Au delà de la pure visée documentaire du medium photographique, Guillaume Fandel explore les infinies possibilités d’expériences esthétiques liées à la représentation d’espaces et de paysages préservés. A la recherche du Sublime par l’exploration, ses images sont aussi méditatives, dans une esthétique approchant le rendu pictural de la peinture. En effet, l’ensemble des tentatives de Guillaume Fandel pour rendre compte des effets atmosphériques et des humeurs climatiques confère à son travail des points communs avec les recherches expérimentales de peintres tels que William Turner ou d’artistes plus contemporains comme Olafur Eliasson. De plus, le choix du cadrage, de l’éclairage, de l’instant de la prise de vue, créent une frontière floue et imprécise entre interprétation subjective et rendu objectif de la réalité. Ainsi, à travers son regard, l’artiste soumet le monde réel à une transposition picturale et retransmet une certaine vision personnelle du paysage.

Guillaume Fandel a quitté les décors artificiels du studio pour sillonner patiemment ces déserts noirs de rocs et de mousses et ces terres brûlées. Seul face à la nature comme Le voyageur au dessus de la mer de nuages peint par Caspar David Friedrich, en 1818, le photographe devient le témoin privilégié de la force, grandeur et puissance des éléments. Entre délectation esthétique et inquiétude, il observe l’immobilité éphémère du paysage et retrouve un idéal de pureté de la nature. Ainsi, le feu menace de jaillir des entrailles de la terre à tout instant, les terres marquées par les anciennes coulées de lave reflètent le passage du temps qui transforme lentement les lieux et nous rappelle douloureusement la vanité de notre condition. Ces somptueux territoires dénués de présence humaine font renaitre en nous des sentiments primitifs. La méditation face à ces titans de roche et de glace, est un moyen de se libérer des habitudes factices, des imperfections de la vie en société et des rapides changements de la civilisation. En effet, la solitude et la liberté totale dans la nature créent des conditions parfaites pour retrouver des sentiments originels et permettent d’entrer dans une sorte d’état méditatif et contemplatif. Le voyage permet donc un retour à la l’isolement, à l’introspection et au regard intérieur.
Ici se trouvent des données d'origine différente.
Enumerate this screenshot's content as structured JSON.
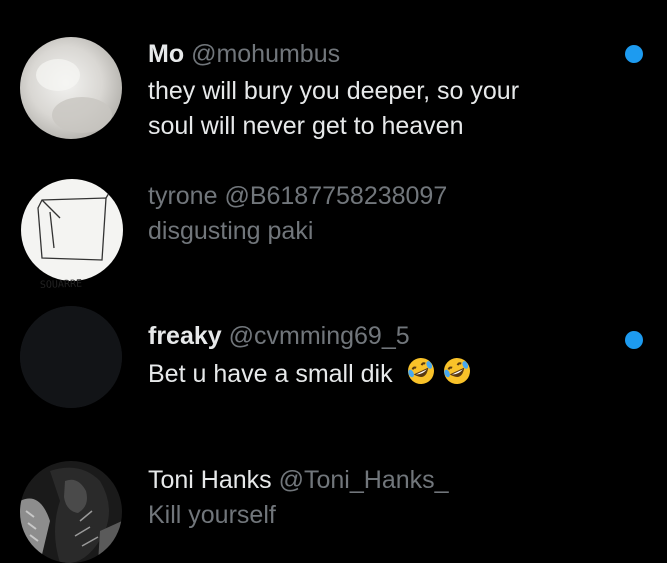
{
  "colors": {
    "background": "#000000",
    "primary_text": "#e7e9ea",
    "secondary_text": "#71767b",
    "unread_dot": "#1d9bf0"
  },
  "messages": [
    {
      "name": "Mo",
      "handle": "@mohumbus",
      "text_lines": [
        "they will bury you deeper, so your",
        "soul will never get to heaven"
      ],
      "unread": true,
      "avatar": "blurred-photo-avatar"
    },
    {
      "name": "tyrone",
      "handle": "@B6187758238097",
      "text_lines": [
        "disgusting paki"
      ],
      "unread": false,
      "avatar": "sketch-drawing-avatar",
      "avatar_caption": "SQUARRE"
    },
    {
      "name": "freaky",
      "handle": "@cvmming69_5",
      "text_lines": [
        "Bet u have a small dik"
      ],
      "emojis": [
        "rolling-on-floor-laughing-emoji",
        "rolling-on-floor-laughing-emoji"
      ],
      "unread": true,
      "avatar": "dark-empty-avatar"
    },
    {
      "name": "Toni Hanks",
      "handle": "@Toni_Hanks_",
      "text_lines": [
        "Kill yourself"
      ],
      "unread": false,
      "avatar": "dark-photo-avatar"
    }
  ]
}
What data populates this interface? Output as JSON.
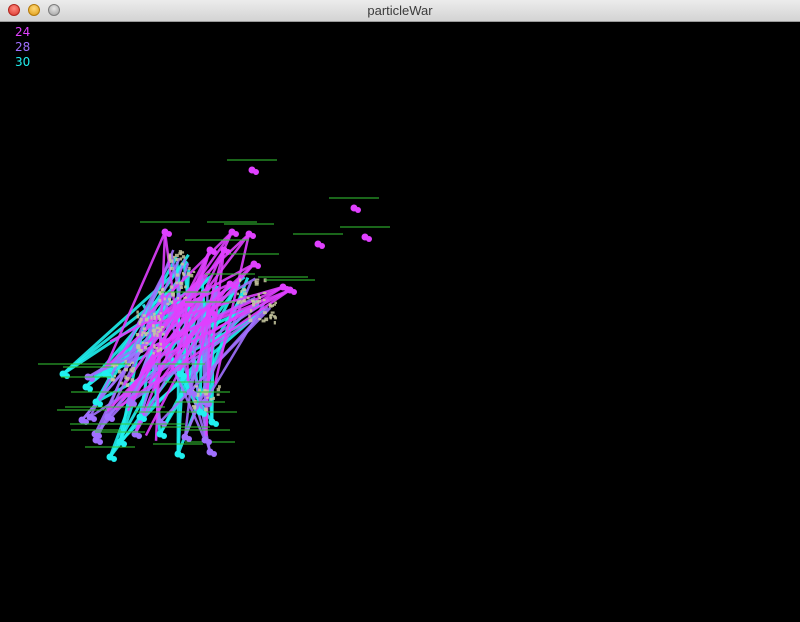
{
  "window": {
    "title": "particleWar"
  },
  "colors": {
    "team_magenta": "#e040ff",
    "team_purple": "#a070ff",
    "team_cyan": "#20f0f0",
    "health_bar": "#33cc33",
    "explosion": "#c8c8a0"
  },
  "counters": [
    {
      "value": "24",
      "color": "#e040ff"
    },
    {
      "value": "28",
      "color": "#a070ff"
    },
    {
      "value": "30",
      "color": "#20f0f0"
    }
  ]
}
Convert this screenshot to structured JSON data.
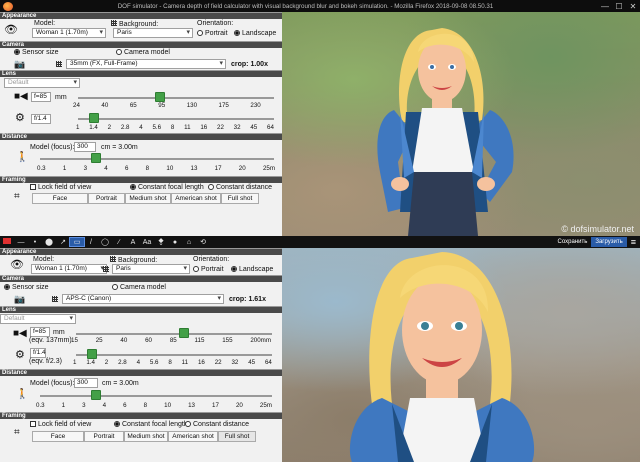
{
  "window": {
    "title": "DOF simulator - Camera depth of field calculator with visual background blur and bokeh simulation. - Mozilla Firefox 2018-09-08 08.50.31",
    "min": "—",
    "max": "☐",
    "close": "✕"
  },
  "sections": {
    "appearance": "Appearance",
    "camera": "Camera",
    "lens": "Lens",
    "distance": "Distance",
    "framing": "Framing"
  },
  "top": {
    "model_label": "Model:",
    "model_value": "Woman 1 (1.70m)",
    "background_label": "Background:",
    "background_value": "Paris",
    "orientation_label": "Orientation:",
    "portrait": "Portrait",
    "landscape": "Landscape",
    "sensor_size": "Sensor size",
    "camera_model": "Camera model",
    "sensor_value": "35mm (FX, Full-Frame)",
    "crop": "crop: 1.00x",
    "lens_preset": "Default",
    "focal_value": "f=85",
    "focal_unit": "mm",
    "focal_ticks": [
      "24",
      "40",
      "65",
      "95",
      "130",
      "175",
      "230",
      "300mm"
    ],
    "focal_level": 0.42,
    "aperture_value": "f/1.4",
    "aperture_ticks": [
      "1",
      "1.4",
      "2",
      "2.8",
      "4",
      "5.6",
      "8",
      "11",
      "16",
      "22",
      "32",
      "45",
      "64"
    ],
    "aperture_level": 0.08,
    "focus_label": "Model (focus):",
    "focus_value": "300",
    "focus_unit": "cm = 3.00m",
    "distance_ticks": [
      "0.3",
      "1",
      "3",
      "4",
      "6",
      "8",
      "10",
      "13",
      "17",
      "20",
      "25m"
    ],
    "distance_level": 0.24,
    "lock_fov": "Lock field of view",
    "const_focal": "Constant focal length",
    "const_distance": "Constant distance",
    "shots": [
      "Face",
      "Portrait",
      "Medium shot",
      "American shot",
      "Full shot"
    ]
  },
  "toolbar": {
    "save": "Сохранить",
    "upload": "Загрузить",
    "menu": "≡",
    "icons": [
      "—",
      "•",
      "⬤",
      "↗",
      "▭",
      "/",
      "◯",
      "∕",
      "A",
      "Aa",
      "⧪",
      "●",
      "⌂",
      "⟲"
    ]
  },
  "bottom": {
    "model_label": "Model:",
    "model_value": "Woman 1 (1.70m)",
    "background_label": "Background:",
    "background_value": "Paris",
    "orientation_label": "Orientation:",
    "portrait": "Portrait",
    "landscape": "Landscape",
    "sensor_size": "Sensor size",
    "camera_model": "Camera model",
    "sensor_value": "APS-C (Canon)",
    "crop": "crop: 1.61x",
    "lens_preset": "Default",
    "focal_value": "f=85",
    "focal_unit": "mm",
    "focal_eqv": "(eqv. 137mm)",
    "focal_ticks": [
      "15",
      "25",
      "40",
      "60",
      "85",
      "115",
      "155",
      "200mm"
    ],
    "focal_level": 0.55,
    "aperture_value": "f/1.4",
    "aperture_eqv": "(eqv. f/2.3)",
    "aperture_ticks": [
      "1",
      "1.4",
      "2",
      "2.8",
      "4",
      "5.6",
      "8",
      "11",
      "16",
      "22",
      "32",
      "45",
      "64"
    ],
    "aperture_level": 0.08,
    "focus_label": "Model (focus):",
    "focus_value": "300",
    "focus_unit": "cm = 3.00m",
    "distance_ticks": [
      "0.3",
      "1",
      "3",
      "4",
      "6",
      "8",
      "10",
      "13",
      "17",
      "20",
      "25m"
    ],
    "distance_level": 0.24,
    "lock_fov": "Lock field of view",
    "const_focal": "Constant focal length",
    "const_distance": "Constant distance",
    "shots": [
      "Face",
      "Portrait",
      "Medium shot",
      "American shot",
      "Full shot"
    ]
  },
  "watermark": "© dofsimulator.net"
}
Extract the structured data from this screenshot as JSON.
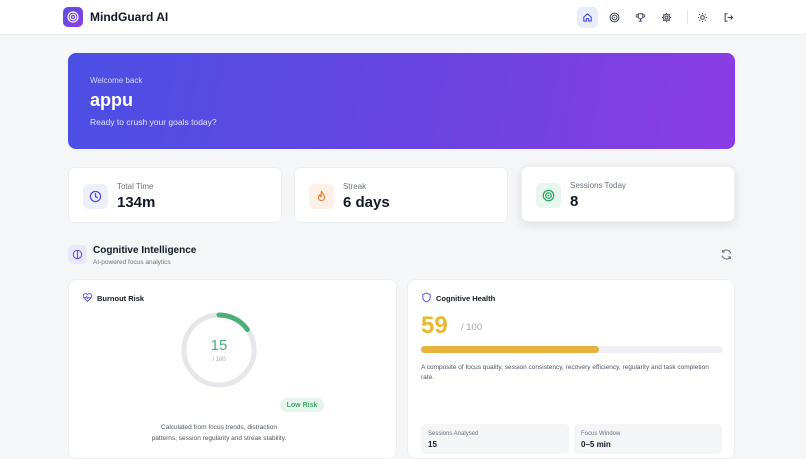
{
  "app": {
    "title": "MindGuard AI"
  },
  "hero": {
    "welcome": "Welcome back",
    "user": "appu",
    "tagline": "Ready to crush your goals today?"
  },
  "stats": [
    {
      "label": "Total Time",
      "value": "134m",
      "icon": "clock-icon"
    },
    {
      "label": "Streak",
      "value": "6 days",
      "icon": "flame-icon"
    },
    {
      "label": "Sessions Today",
      "value": "8",
      "icon": "target-icon"
    }
  ],
  "section": {
    "title": "Cognitive Intelligence",
    "subtitle": "AI-powered focus analytics"
  },
  "burnout": {
    "title": "Burnout Risk",
    "value": "15",
    "max": "/ 100",
    "fraction": 0.15,
    "badge": "Low Risk",
    "description": "Calculated from focus trends, distraction patterns, session regularity and streak stability."
  },
  "health": {
    "title": "Cognitive Health",
    "value": "59",
    "max": "/ 100",
    "fraction": 0.59,
    "description": "A composite of focus quality, session consistency, recovery efficiency, regularity and task completion rate.",
    "minis": [
      {
        "label": "Sessions Analysed",
        "value": "15"
      },
      {
        "label": "Focus Window",
        "value": "0–5 min"
      }
    ]
  },
  "colors": {
    "accent": "#5b4de0",
    "burnout_ring": "#4caf7a",
    "health_bar": "#e6b43c"
  }
}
« Il s’agit aussi d’imposer le temps de la photographie; la perte de repère, le déplacement, l’isolement , la solitude, participent à mon appréhension et compréhension du paysage, en développant une attention particulière aux choses et aux éléments […] Les conditions parfois hostiles , pluies, vents parfois violents, mais aussi la difficulté d’emprunter certaines pistes, où 50 kilomètres parcourus peuvent prendre près de 6 heures, le fait de sentir tout petit face à la puissance de la nature et ou je ne vais parfois croiser personne pendant plusieurs jours, le fait d’être libre de passer la nuit en pleine nature, dans le 4×4, pour être présent à l’aube. Tout cela contribue a mon expérience et appréhension du paysage, à trouver des moments euphoriques et parfois de déception lorsque ce que l’on a vu (ou aimerai voir) n’est pas, ou plus, au rendez vous. »

© Guillaume Fandel

Ainsi, les photographies de Guillaume Fandel expriment la diversité de ces paysages Islandais aux allures primitives et archaïques. Les coloris, les formes, les matières, les angles et les courbes sont le travail de la puissante nature et deviennent des espaces picturaux intangibles, abstraits ou source de contemplation. Esthétiquement captivantes, les images de cette île font naître en nous un sentiment de crainte mêlé d’admiration. Imprévisibles et capricieuses depuis des millénaires, ces terres semblent habitées d’une conscience originelle éternelle. Semblables à des colosses assoupis et rêveurs, elles sont empreintes de mystère et leur atmosphère en perpétuelle transformation leur confère un caractère insaisissable.  Entretenant une relation ambiguë avec la nature, Guillaume Fandel choisit de s’aventurer aux bords du monde, pénétrant des territoires parfois oubliés, à la limite entre ciel, mer et terre, frontières où l’espace devient incertain. En définitive, il s’agit pour lui d’exprimer à travers l’image ce que la nature révèle de Sublime et de transmettre une ‘expérience’ du paysage.